Microsoft SharePoint connector limitations
The Microsoft SharePoint connector is in Beta.
This page lists limitations and considerations for ingestion from Microsoft SharePoint using Databricks Lakeflow Connect.
General SaaS connector limitations
The limitations in this section apply to all SaaS connectors in Lakeflow Connect.
- When you run a scheduled pipeline, alerts don't trigger immediately. Instead, they trigger when the next update runs.
- When a source table is deleted, the destination table is not automatically deleted. You must delete the destination table manually. This behavior is not consistent with Lakeflow Declarative Pipelines behavior.
- During source maintenance periods, Databricks might not be able to access your data.
- If a source table name conflicts with an existing destination table name, the pipeline update fails.
- Multi-destination pipeline support is API-only.
- You can optionally rename a table that you ingest. If you rename a table in your pipeline, it becomes an API-only pipeline, and you can no longer edit the pipeline in the UI.

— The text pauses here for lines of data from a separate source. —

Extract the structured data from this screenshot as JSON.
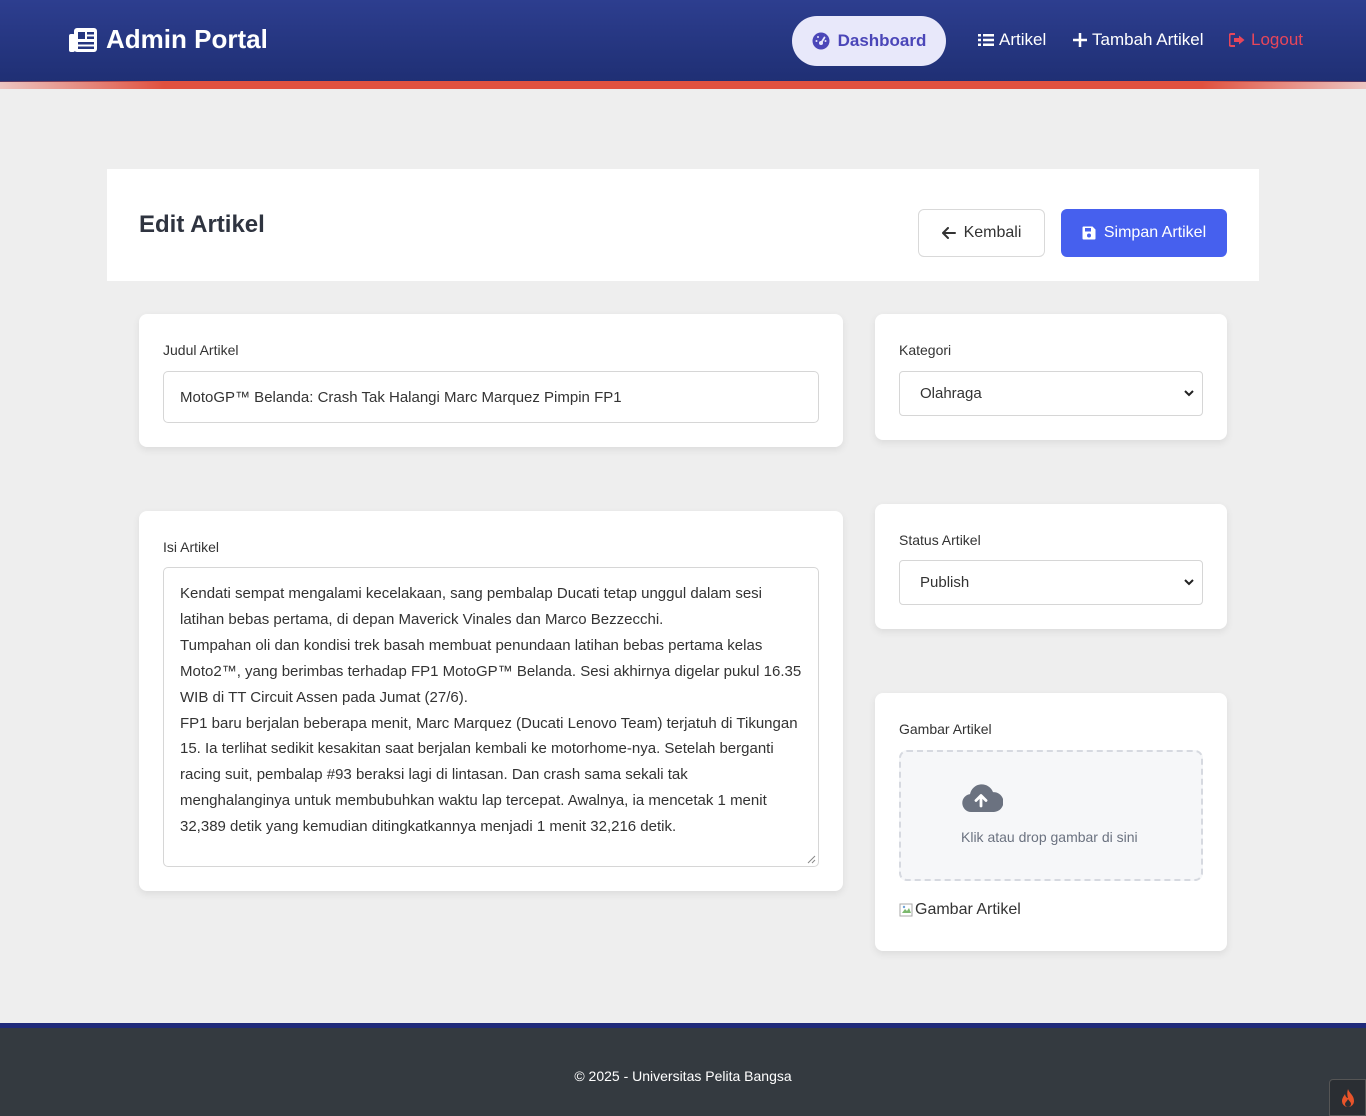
{
  "nav": {
    "brand": "Admin Portal",
    "brand_icon": "newspaper-icon",
    "items": [
      {
        "label": "Dashboard",
        "icon": "gauge-icon",
        "active": true
      },
      {
        "label": "Artikel",
        "icon": "list-icon"
      },
      {
        "label": "Tambah Artikel",
        "icon": "plus-icon"
      },
      {
        "label": "Logout",
        "icon": "sign-out-icon",
        "color": "#e8465a"
      }
    ]
  },
  "page": {
    "title": "Edit Artikel",
    "back_label": "Kembali",
    "save_label": "Simpan Artikel"
  },
  "form": {
    "judul_label": "Judul Artikel",
    "judul_value": "MotoGP™ Belanda: Crash Tak Halangi Marc Marquez Pimpin FP1",
    "isi_label": "Isi Artikel",
    "isi_paragraphs": [
      "Kendati sempat mengalami kecelakaan, sang pembalap Ducati tetap unggul dalam sesi latihan bebas pertama, di depan Maverick Vinales dan Marco Bezzecchi.",
      "Tumpahan oli dan kondisi trek basah membuat penundaan latihan bebas pertama kelas Moto2™, yang berimbas terhadap FP1 MotoGP™ Belanda. Sesi akhirnya digelar pukul 16.35 WIB di TT Circuit Assen pada Jumat (27/6).",
      "FP1 baru berjalan beberapa menit, Marc Marquez (Ducati Lenovo Team) terjatuh di Tikungan 15. Ia terlihat sedikit kesakitan saat berjalan kembali ke motorhome-nya. Setelah berganti racing suit, pembalap #93 beraksi lagi di lintasan. Dan crash sama sekali tak menghalanginya untuk membubuhkan waktu lap tercepat. Awalnya, ia mencetak 1 menit 32,389 detik yang kemudian ditingkatkannya menjadi 1 menit 32,216 detik."
    ],
    "kategori_label": "Kategori",
    "kategori_value": "Olahraga",
    "status_label": "Status Artikel",
    "status_value": "Publish",
    "gambar_label": "Gambar Artikel",
    "dropzone_text": "Klik atau drop gambar di sini",
    "image_alt": "Gambar Artikel"
  },
  "footer": {
    "text": "© 2025 - Universitas Pelita Bangsa"
  },
  "colors": {
    "nav_bg": "#24357f",
    "accent": "#4660ee",
    "danger": "#e8465a",
    "footer_bg": "#343a40"
  }
}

- Column-level selection and deselection are API-only.
- If you select a column after a pipeline has already started, the connector does not automatically backfill data for the new column. To ingest historical data, manually run a full refresh on the table.
- Databricks can't ingest two or more tables with the same name in the same pipeline, even if they come from different source schemas.

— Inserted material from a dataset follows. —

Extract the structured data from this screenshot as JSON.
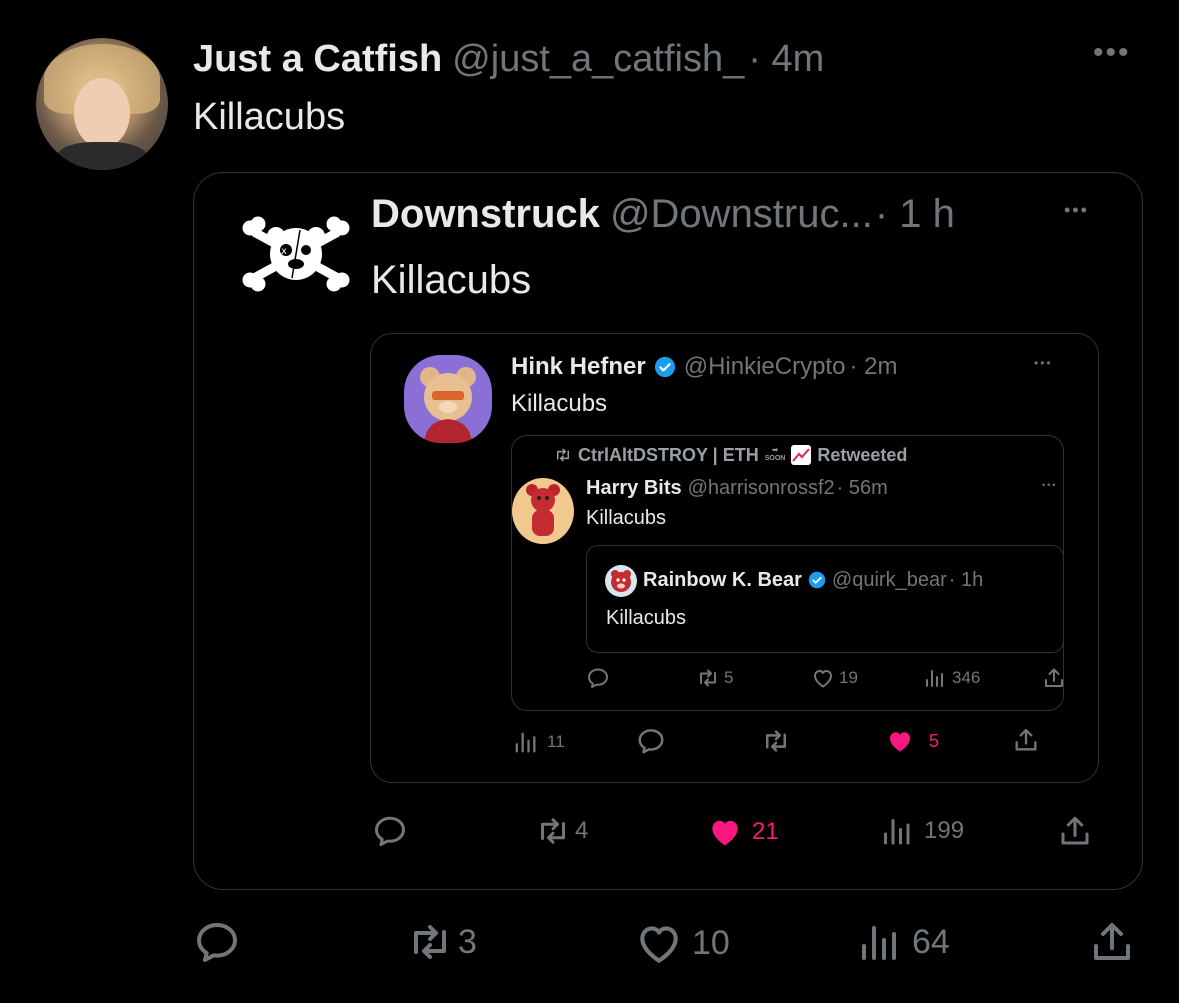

- Managed ingestion pipelines aren't supported for workspaces in AWS GovCloud regions (FedRAMP High).
- Managed ingestion pipelines aren't supported for FedRAMP Moderate workspaces in the
us-east-2
orus-west-1
regions.
- The source system assumes that the cursor columns are monotonically increasing.
Connector-specific limitations
-
The SharePoint connector only supports files that are 100 MB or smaller. The metadata for files that are larger than 100 MB will be ingested, but the file content will not be downloaded.
-
Ingesting file-level access control lists (ACLs) and other custom metadata from SharePoint is not supported.
-
Ingesting files that are linked to a different SharePoint document library is not supported.
-
Individual file selection and deselection within a drive are not supported. The connector ingests all of the files in a drive.
-
The utils provided for downstream usage are limited to single-user clusters. However, single-user clusters can't access streaming tables created by other users. Therefore, each downstream user must create their own ingestion pipeline.
You can modify the utils to make them work on serverless and shared clusters, but this can impact performance. See Examples.
-
Some fields (for example,
quickXorHash
,mimeType
) are not supported for all file formats. Even in these cases, file download and other metadata ingestion should work. -
Databricks recommends ingesting at most once hourly.
-
The connector is API-only. The Databricks UI isn't supported.